Me lleva de la mano una tarde de Domingo de Ramos con
una palma inmensa delante de La Mulita; me sienta en un banco de hierro en el
paseo del Chocolate el martes santo para ver pasar a la Buena Muerte, y me
lanza como una vela de promesa, casi consumida, a los pies del Gran Poder al
recogerse la mañana del Viernes.
Hace que madrugue para llevar a cocer al horno de la
panadería una coca amasada en casa. Me alimenta de tejeringos ensartados en una
hoja de palma o en un alambre; o con las tortitas que vendía con su carro
ambulante una anciana al final del paseo de las Palmeras; o con dulces de
Pavón; o con la raya en pimentón de un chiringo, casi a pie de playa, entre los
matorrales de la Punta del Morán. Sacia mi sed de calor antigua con el agua que
recogía en la fuente que, con los chorros manando de la boca de dos leones,
había detrás del Ayuntamiento viejo. Y perfuma mi recuerdo un arriate con
hierbabuena y un limonero nuevo.
Me embruja con el brillo de charol en la humedad del
pavimento en las noches de humedad por la calle de la Ermita; me fascina con
las luces de colores entre los eucaliptos una noche de baile en el Plantío. Me
hace aventurero al alejarme de casa con los amigos cruzando el Matapiojos
camino de la Casita azul.
Hace que me enamore del cine en el Gran Vía, el de Félix, y del carnaval en
noches de teatro, fiesta que se adentraba en nosotros con el derroche cromático
de una cabalgata por la calle España. Me disfraza de pierrot, me hace llorar de
risa en el entierro de la sardina y bailar con las primeras niñas un Domingo de
Piñata en la plaza de las Flores, donde se quedaban flotando en el agua de la
fuente, junto a los peces corales, los últimos papelillos del carnaval.

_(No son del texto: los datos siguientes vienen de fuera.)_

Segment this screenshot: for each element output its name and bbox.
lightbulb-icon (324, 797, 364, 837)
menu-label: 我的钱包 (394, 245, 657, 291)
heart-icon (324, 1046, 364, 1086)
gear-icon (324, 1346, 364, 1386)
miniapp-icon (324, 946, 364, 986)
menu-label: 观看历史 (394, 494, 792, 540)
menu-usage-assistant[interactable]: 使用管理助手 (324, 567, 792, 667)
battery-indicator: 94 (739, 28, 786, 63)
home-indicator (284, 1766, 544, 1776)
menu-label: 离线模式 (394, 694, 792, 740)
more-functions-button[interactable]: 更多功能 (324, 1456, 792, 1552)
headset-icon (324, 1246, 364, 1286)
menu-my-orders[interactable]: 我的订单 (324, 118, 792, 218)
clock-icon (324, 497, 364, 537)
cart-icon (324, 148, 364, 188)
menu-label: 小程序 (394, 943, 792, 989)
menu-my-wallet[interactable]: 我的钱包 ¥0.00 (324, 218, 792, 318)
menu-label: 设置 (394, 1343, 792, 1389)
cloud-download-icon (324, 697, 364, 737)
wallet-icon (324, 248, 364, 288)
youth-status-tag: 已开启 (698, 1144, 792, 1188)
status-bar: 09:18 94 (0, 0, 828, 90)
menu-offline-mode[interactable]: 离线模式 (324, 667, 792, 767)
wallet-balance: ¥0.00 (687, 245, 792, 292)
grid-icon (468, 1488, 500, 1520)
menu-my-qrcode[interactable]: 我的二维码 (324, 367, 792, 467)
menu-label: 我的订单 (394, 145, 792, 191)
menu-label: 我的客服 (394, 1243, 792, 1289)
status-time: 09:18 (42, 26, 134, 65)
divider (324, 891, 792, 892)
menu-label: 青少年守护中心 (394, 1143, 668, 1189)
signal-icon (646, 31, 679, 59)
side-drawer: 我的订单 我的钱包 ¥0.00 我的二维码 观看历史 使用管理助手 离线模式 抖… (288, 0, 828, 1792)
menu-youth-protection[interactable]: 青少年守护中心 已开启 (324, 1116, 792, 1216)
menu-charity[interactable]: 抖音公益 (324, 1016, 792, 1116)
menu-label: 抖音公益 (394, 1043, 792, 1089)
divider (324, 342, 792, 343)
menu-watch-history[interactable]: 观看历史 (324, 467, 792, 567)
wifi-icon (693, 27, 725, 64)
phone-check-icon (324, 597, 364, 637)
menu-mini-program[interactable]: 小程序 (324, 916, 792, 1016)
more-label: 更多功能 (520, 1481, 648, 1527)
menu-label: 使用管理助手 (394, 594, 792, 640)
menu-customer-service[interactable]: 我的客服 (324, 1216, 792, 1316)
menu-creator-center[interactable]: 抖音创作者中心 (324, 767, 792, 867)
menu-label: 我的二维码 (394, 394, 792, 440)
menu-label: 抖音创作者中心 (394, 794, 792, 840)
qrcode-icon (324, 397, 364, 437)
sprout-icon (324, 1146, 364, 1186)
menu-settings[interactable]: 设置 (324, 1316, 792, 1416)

Me hacía rezar a la Virgen de El Carmen en noches de
tormenta, a la luz de una mariposa ardiendo en un tazón de aceite y oyendo
en la costera noticias del barco
esperado, hasta que con los relámpagos la luz eléctrica se iba y se encendía el
quinqué de petróleo comprado en la feria de Villarreal y, al final, sobre el
retumbo del trueno, la misma jaculatoria de siempre:…” y que la Virgen del
Carmen los ampare con su manto”, ese mismo manto blanco que veía alejarse cada
dieciséis de julio en un barco desde el muelle, entre fuegos artificiales.
Isla Cristina es también medida de la tristeza lanzada
al aire, como el palo de una billarda en el luto humilde por seres queridos en
una tumba, tan lejos y tan cerca de la opulencia del panteón de la Gildita. Es
Rosario sencillo un siete de octubre y brillo, brillo radiante de un mar que se
quiere y que a veces, cobarde y traicionero, se hace odiar.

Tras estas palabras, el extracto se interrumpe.